The sex crimes prosecutor tapped by Judiciary Republicans to question Christine Blasey Ford about her Brett Kavanaugh allegations spent a relatively small amount of time asking Blasey Ford about the sex crime she alleged and more time on questions about the steps Blasey Ford took in coming forward with the allegation.
As Thursday’s hearing wore on, prosecutor Rachel Mitchell’s lines of questioning took increasingly bizarre turns, as she quizzed Blasey Ford about how she found her lawyers, who paid for her polygraph, her fears of flying and what interactions she had with GOP committee staff.
At times, it felt as if Mitchell was seeking to help Republicans’ prop up their defense of their handling of Blasey Ford’s allegations. Some of Mitchell’s questions also seemed to feed into the suggestion that Blasey Ford was being used by Democrats to smear Kavanaugh.
Senate Judiciary Chairman Chuck Grassley’s office did not respond to TPM’s inquiry as to whether Judiciary Republicans offered Mitchell guidance for her line of questioning. Sen. John Cornyn told TPM that he “believed” Mitchell came up with the questions on her own.

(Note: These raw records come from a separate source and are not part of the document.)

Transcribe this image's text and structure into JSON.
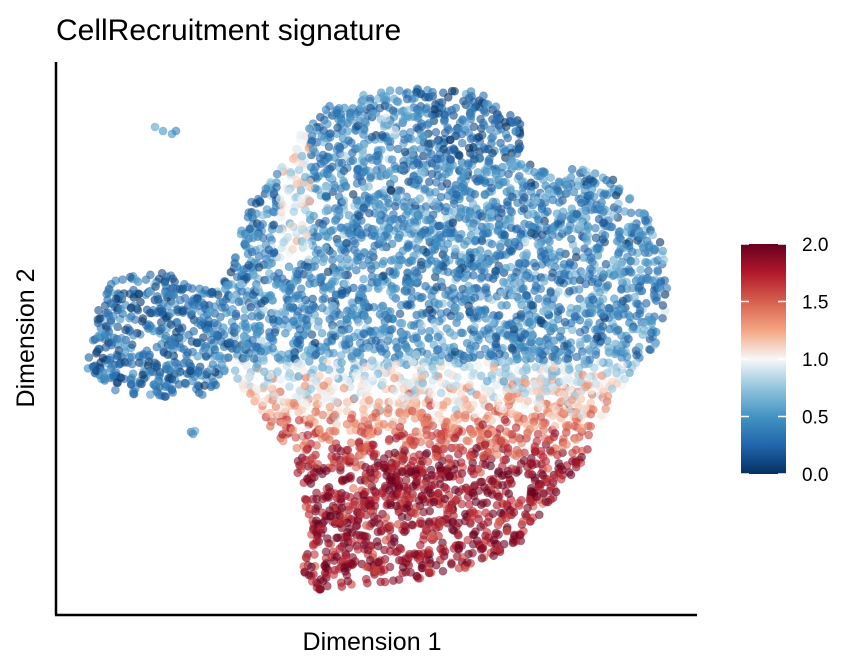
{
  "chart_data": {
    "type": "scatter",
    "title": "CellRecruitment signature",
    "xlabel": "Dimension 1",
    "ylabel": "Dimension 2",
    "axis_ticks": "none",
    "grid": false,
    "color_variable": {
      "range": [
        0.0,
        2.0
      ],
      "ticks": [
        "0.0",
        "0.5",
        "1.0",
        "1.5",
        "2.0"
      ],
      "tick_values": [
        0.0,
        0.5,
        1.0,
        1.5,
        2.0
      ],
      "palette": [
        "#053061",
        "#2166ac",
        "#4393c3",
        "#92c5de",
        "#f7f7f7",
        "#f4a582",
        "#d6604d",
        "#b2182b",
        "#67001f"
      ],
      "legend_placement": "right"
    },
    "point_style": {
      "opacity": 0.6
    },
    "description_free_data_note": ""
  }
}
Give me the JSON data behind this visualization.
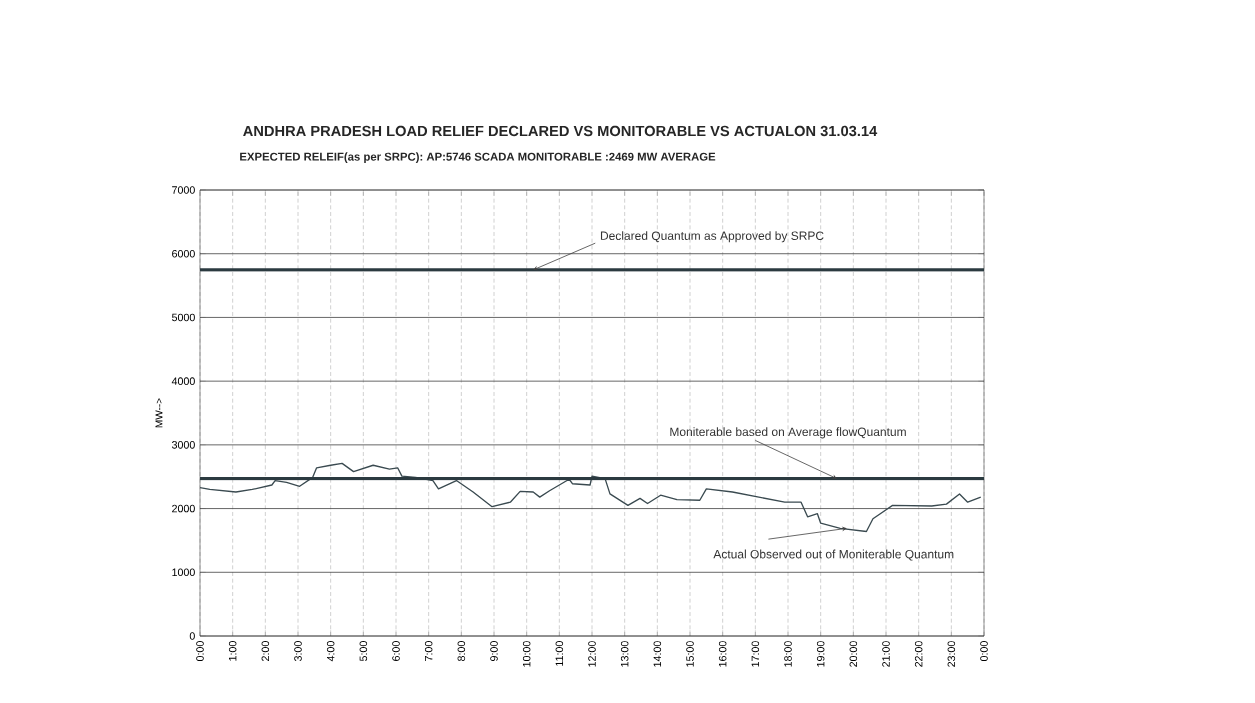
{
  "chart_data": {
    "type": "line",
    "title": "ANDHRA PRADESH LOAD RELIEF DECLARED VS MONITORABLE VS ACTUALON 31.03.14",
    "subtitle": "EXPECTED RELEIF(as per SRPC):   AP:5746        SCADA MONITORABLE :2469 MW AVERAGE",
    "ylabel": "MW-->",
    "x": [
      0,
      0.3,
      1.1,
      1.6,
      2.2,
      2.3,
      2.65,
      3.05,
      3.45,
      3.57,
      4.0,
      4.35,
      4.7,
      5.3,
      5.8,
      6.05,
      6.18,
      6.6,
      7.13,
      7.3,
      7.85,
      8.36,
      8.94,
      9.5,
      9.8,
      10.2,
      10.4,
      10.7,
      11.3,
      11.4,
      11.94,
      12.0,
      12.4,
      12.55,
      13.1,
      13.47,
      13.7,
      14.1,
      14.6,
      15.3,
      15.5,
      16.3,
      17.1,
      17.9,
      18.4,
      18.6,
      18.9,
      19.0,
      19.6,
      20.4,
      20.6,
      21.2,
      22.4,
      22.85,
      23.25,
      23.5,
      23.9
    ],
    "series": [
      {
        "color": "#3a4a50",
        "values": [
          2330,
          2300,
          2260,
          2300,
          2370,
          2440,
          2410,
          2350,
          2490,
          2640,
          2680,
          2710,
          2580,
          2680,
          2620,
          2640,
          2510,
          2490,
          2440,
          2310,
          2440,
          2260,
          2030,
          2100,
          2270,
          2260,
          2180,
          2280,
          2460,
          2390,
          2370,
          2510,
          2470,
          2230,
          2050,
          2160,
          2080,
          2210,
          2140,
          2130,
          2310,
          2260,
          2180,
          2100,
          2100,
          1870,
          1920,
          1770,
          1690,
          1640,
          1840,
          2050,
          2040,
          2070,
          2230,
          2100,
          2180
        ]
      }
    ],
    "xlim": [
      0,
      24
    ],
    "xticks": [
      {
        "value": 0,
        "label": "0:00"
      },
      {
        "value": 1,
        "label": "1:00"
      },
      {
        "value": 2,
        "label": "2:00"
      },
      {
        "value": 3,
        "label": "3:00"
      },
      {
        "value": 4,
        "label": "4:00"
      },
      {
        "value": 5,
        "label": "5:00"
      },
      {
        "value": 6,
        "label": "6:00"
      },
      {
        "value": 7,
        "label": "7:00"
      },
      {
        "value": 8,
        "label": "8:00"
      },
      {
        "value": 9,
        "label": "9:00"
      },
      {
        "value": 10,
        "label": "10:00"
      },
      {
        "value": 11,
        "label": "11:00"
      },
      {
        "value": 12,
        "label": "12:00"
      },
      {
        "value": 13,
        "label": "13:00"
      },
      {
        "value": 14,
        "label": "14:00"
      },
      {
        "value": 15,
        "label": "15:00"
      },
      {
        "value": 16,
        "label": "16:00"
      },
      {
        "value": 17,
        "label": "17:00"
      },
      {
        "value": 18,
        "label": "18:00"
      },
      {
        "value": 19,
        "label": "19:00"
      },
      {
        "value": 20,
        "label": "20:00"
      },
      {
        "value": 21,
        "label": "21:00"
      },
      {
        "value": 22,
        "label": "22:00"
      },
      {
        "value": 23,
        "label": "23:00"
      },
      {
        "value": 24,
        "label": "0:00"
      }
    ],
    "ylim": [
      0,
      7000
    ],
    "yticks": [
      0,
      1000,
      2000,
      3000,
      4000,
      5000,
      6000,
      7000
    ],
    "grid": true,
    "ref_lines": [
      {
        "axis": "y",
        "value": 5746,
        "color": "#2b3a40"
      },
      {
        "axis": "y",
        "value": 2469,
        "color": "#2b3a40"
      }
    ],
    "annotations": [
      {
        "text": "Declared Quantum as Approved by SRPC",
        "x": 10.2,
        "y": 5746
      },
      {
        "text": "Moniterable based on Average flowQuantum",
        "x": 19.5,
        "y": 2469
      },
      {
        "text": "Actual Observed out of Moniterable Quantum",
        "x": 19.8,
        "y": 1690
      }
    ]
  }
}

An extended line of questioning from Mitchell focused on reports that Blasey Ford feared flying — which was used to explain why she had sought a delay in this week’s hearing.
“In fact you fly fairly frequently for your hobbies and you’ve had to fly for your work, is that true?” Mitchell asked.
“Correct, unfortunately,” Blasey Ford said.
Other parts of her questioning focused on Blasey Ford’s decision to first turn to her congresswoman, Rep. Anna Eshoo (D-CA), to offer the allegations and then through a letter to Sen. Dianne Feinstein. She followed up on those questions with inquiries about any other communications she might have had with other lawmakers, which seemed to confuse Blasey Ford.
“Did you or anyone on your behalf speak to any member of congress or congressional staff about these allegations?” Mitchell asked.
“I personally did not,” Blasey Ford responded
“So my question was did you or anybody on your behalf?” Mitchell pressed
“What do you mean? Did someone speak for me?” Blasey Ford asked in response.
“Somebody that is working with you, or helping you, did somebody at your behest, on your behalf, speak to someone in Congress or staff?” Mitchell clarified.
“I’m not sure. I’m not sure how those exchanges went but I did not speak to anyone,” Blasey Ford answered.
On repeated occasions, Mitchell brought up the polygraph to which Blasey Ford submitted. She quizzed Blasey Ford on who advised her to sit for it, and how she paid for it. At times Blasey Ford was flummoxed by the questions — she said she didn’t know yet who paid for it — until her lawyer Deborah Katz interjected that her legal team covered the cost of the examination.
Mitchell also questioned Blasey Ford on who was paying her legal fees.
“It’s my understanding that some of my team is working on a pro bono basis, but I don’t know the exact details,” Blasey Ford said, before her attorney Michael Bromwich confirmed that both he and Katz are representing her pro bono.
Mitchell wrapped up her questioning with a wind up about the best practices for interview trauma victims and how those interviews are usually done with a trained expert in a private setting that let’s the victim lead the conversation, instead of the five minute increments of questioning at Thursday’s hearing.
Mitchell asked Blasey Ford to confirm that she was advised to get an attorney, who in turn advised her to take the polygraph.
“Instead of submitting to an interview in California, we’re having an hearing here today in five minute increments, is that right?” Mitchell asked as her final question.
There were audible gasps in the room.